La bannière arc-en-ciel au vent, la littérature homosexuelle sort du bois et cesse d'être une abstraction. Désormais, elle s'affiche, s'épanche, se déclare. Portés par une déferlante médiatique et un effet de mode sans précédent, les écrits gays et lesbiens envahissent les rayons. Très répandues dans les pays anglo-saxons où elles occupent dans le paysage littéraire une place comparable à celle du polar ou de la science-fiction, les collections homosexuelles font leur apparition dans l'édition francophone.

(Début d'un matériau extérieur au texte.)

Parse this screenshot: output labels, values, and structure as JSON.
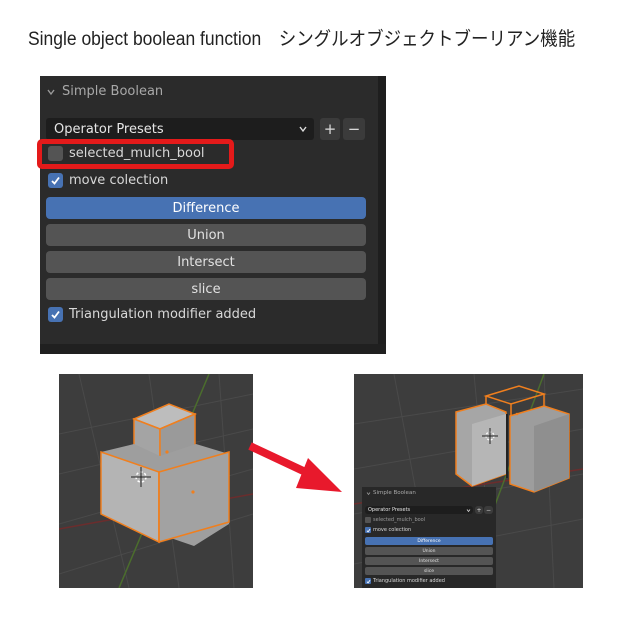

C'est en 1999 que Balland ouvrit le bal en créant
le "Rayon Gay" (devenu par la suite "Le Rayon"). Drivée par Guillaume Dustan,
cette collection regroupe aussi bien des essais que des premiers romans
francophones et étrangers. Très souvent sur la sellette pour ses positions
tranchées, Dustan est une des figures emblématiques de ce mouvement. Son dernier
ouvrage, "Nicolas Pages" couronné par le Prix de Flore constitue une immersion
ondoyante dans la galaxie homosexuelle. Plaçant d'emblée le récit à l'écart de
toute école, de toute convention, l'auteur bouscule le lecteur, interpellé par
si peu d'inhibition, et le fait plonger dans les interstices de sa vie.....
L'écriture est basique mais finement travaillée et défie les lois de
l'apesanteur éditoriale.
En Belgique, une nouvelle structure a vu le jour.
Thé Glacé s'intronise sans complexe et publie avec "Au Rythme des Déluges", de
Patrick Lowie, un ouvrage d'une beauté abyssale. Cet ensemble de textes à la
simplicité confondante, aux sentiments déployés et à l'atmosphère empressée est
une des plus belles surprises de ce début d'année.
La visibilité du Rayon, l'apparition de Thé Glacé viennent aviver la polémique
autour d'une littérature ghetto, certains voyant là un risque de repli sur soi.
Le débat est ouvert mais il faut constater que ces collections servent souvent
de pied à terre pour une première incursion dans le monde littéraire et offre
une chance à des auteurs qui ne la recevrait pas ailleurs. Grâce à leur système
de distribution bien huilé, elles permettent de toucher un large public. Et
comme dit Dustan : "l'homosexualité, en fait , on s'en fout. Ce qui compte,
c'est l'amour, la vie, le désir, l'énergie, la pulsion, le plaisir."